Why does the Moon have phases?
The Moon has phases because it orbits Earth, which causes the portion we see illuminated to change. The Moon takes 27.3 days to orbit Earth, but the lunar phase cycle (from new Moon to new Moon) is 29.5 days. The Moon spends the extra 2.2 days “catching up” because Earth travels about 45 million miles around the Sun during the time the Moon completes one orbit around Earth.
At the new Moon phase, the Moon is so close to the Sun in the sky that none of the side facing Earth is illuminated (position 1 in illustration). In other words, the Moon is between Earth and Sun. At first quarter, the half-lit Moon is highest in the sky at sunset, then sets about six hours later (3). At full Moon, the Moon is behind Earth in space with respect to the Sun. As the Sun sets, the Moon rises with the side that faces Earth fully exposed to sunlight (5).
You can create a mockup of the relationship between Sun, Earth, and Moon using a bright lamp, a basketball, and a baseball. Mark a spot on the basketball, which represents you as an observer on Earth, then play with various alignments of Earth and Moon in the light of your imaginary Sun.
When is the Harvest Moon?
The full Moon that occurs closest to the autumnal equinox is commonly referred to as the “Harvest Moon,” since its bright presence in the night sky allows farmers to work longer into the fall night, reaping the rewards of their spring and summer labors. Because the equinox always falls in late September, it is generally a full Moon in September which is given this name, although in some years the full Moon of early October earns the “harvest” designation.
In fact, each full Moon of the year has its own name, most of which are associated with the weather or agriculture. The most common names used in North America include:
- January — Moon after Yule
- February — Snow Moon
- March — Sap Moon
- April — Grass Moon
- May — Planting Moon
- June — Honey Moon
- July — Thunder Moon
- August — Grain Moon
- September — Fruit Moon (or Harvest Moon)
- October — Hunter’s Moon (or Harvest Moon)
- November — Frosty Moon
- December — Moon before Yule
What is a Blue Moon and when is the next one?
Because the time between two full Moons doesn’t quite equal a whole month, approximately every three years there are two full Moons in one calendar month. Over the past few decades, the second full Moon has come to be known as a “blue Moon.” The next time two full Moons occur in the same month (as seen from the United States) will be August 2012. The most recent “blue Moon” occurred in December 2009.
On average, there’s a Blue Moon about every 33 months. Blue Moons are rare because the Moon is full every 29 and a half days, so the timing has to be just right to squeeze two full Moons into a calendar month. The timing has to be really precise to fit two Blue Moons into a single year. It can only happen on either side of February, whose 28-day span is short enough time span to have NO full Moons during the month.

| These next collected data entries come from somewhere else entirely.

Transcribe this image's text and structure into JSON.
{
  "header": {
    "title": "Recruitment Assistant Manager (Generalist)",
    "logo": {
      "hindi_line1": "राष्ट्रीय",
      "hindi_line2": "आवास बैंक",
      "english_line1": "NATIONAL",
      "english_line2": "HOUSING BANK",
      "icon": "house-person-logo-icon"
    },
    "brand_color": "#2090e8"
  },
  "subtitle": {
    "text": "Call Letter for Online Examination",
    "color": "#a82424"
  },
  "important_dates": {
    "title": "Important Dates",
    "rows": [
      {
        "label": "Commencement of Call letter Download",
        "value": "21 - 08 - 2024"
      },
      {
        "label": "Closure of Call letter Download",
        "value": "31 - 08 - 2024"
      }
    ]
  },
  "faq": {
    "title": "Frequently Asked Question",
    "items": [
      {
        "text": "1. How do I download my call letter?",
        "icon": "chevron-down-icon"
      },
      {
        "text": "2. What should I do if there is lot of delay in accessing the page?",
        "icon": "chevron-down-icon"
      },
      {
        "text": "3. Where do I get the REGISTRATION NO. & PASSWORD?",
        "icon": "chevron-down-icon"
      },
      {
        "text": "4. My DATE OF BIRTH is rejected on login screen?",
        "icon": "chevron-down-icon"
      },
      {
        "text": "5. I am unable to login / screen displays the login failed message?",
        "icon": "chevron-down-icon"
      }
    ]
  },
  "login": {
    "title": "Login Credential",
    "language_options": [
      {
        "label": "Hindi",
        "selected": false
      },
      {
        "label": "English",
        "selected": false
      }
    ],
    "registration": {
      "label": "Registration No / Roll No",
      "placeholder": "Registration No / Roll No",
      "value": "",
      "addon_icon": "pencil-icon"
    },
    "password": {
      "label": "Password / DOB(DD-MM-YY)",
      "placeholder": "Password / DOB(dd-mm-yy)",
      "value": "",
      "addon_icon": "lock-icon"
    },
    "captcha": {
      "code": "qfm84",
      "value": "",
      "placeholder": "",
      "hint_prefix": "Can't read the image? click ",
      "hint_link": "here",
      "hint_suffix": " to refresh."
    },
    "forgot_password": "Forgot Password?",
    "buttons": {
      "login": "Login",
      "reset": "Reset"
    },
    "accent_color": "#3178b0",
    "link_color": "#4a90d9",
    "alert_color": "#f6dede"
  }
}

The term “blue Moon” has not always been used this way, however. While the exact origin of the phrase remains unclear, it does in fact refer to a rare blue coloring of the Moon caused by high-altitude dust particles. Most sources credit this unusual event, occurring only “once in a blue moon,” as the true progenitor of the colorful phrase.
Why do we always see the same side of the Moon from Earth?
The Moon always shows us the same face because Earth’s gravity has slowed down the Moon’s rotational speed. The Moon takes as much time to rotate once on its axis as it takes to complete one orbit of Earth. (Both are about 27.3 Earth days.) In other words, the Moon rotates enough each day to compensate for the angle it sweeps out in its orbit around Earth.
Gravitational forces between Earth and the Moon drain the pair of their rotational energy. We see the effect of the Moon in the ocean tides. Likewise, Earth’s gravity creates a detectable bulge — a 60-foot land tide — on the Moon. Eons from now, the same sides of Earth and Moon may forever face each other, as if dancing hand in hand, though the Sun may balloon into a red giant, destroying Earth and the Moon, before this happens.
When does the young Moon first become visible in the evening sky?
There is no real formula for determining the visibility of the young Moon. It depends on several factors: the angle of the ecliptic (the Moon’s path across the sky) with respect to the horizon, the clarity of the sky (how much dust and pollution gunks it up), and even the keenness of the observer’s eyesight.
The young Moon becomes visible to the unaided eye much earlier at times when the ecliptic is perpendicular to the horizon, and the Moon pops straight up into the sky. In these cases, it may be possible to see the Moon as little as 24 hours after it was new, although every hour beyond that greatly increases the chances of spotting it. When the ecliptic is at a low angle to the horizon, and the Moon moves almost parallel to the horizon as it rises, the Moon probably doesn’t become visible until at least 36 hours past new.
The record for the earliest claimed sighting of the young crescent Moon is around 19 hours, although most experts are suspicious of any claims of times less than about 24 hours.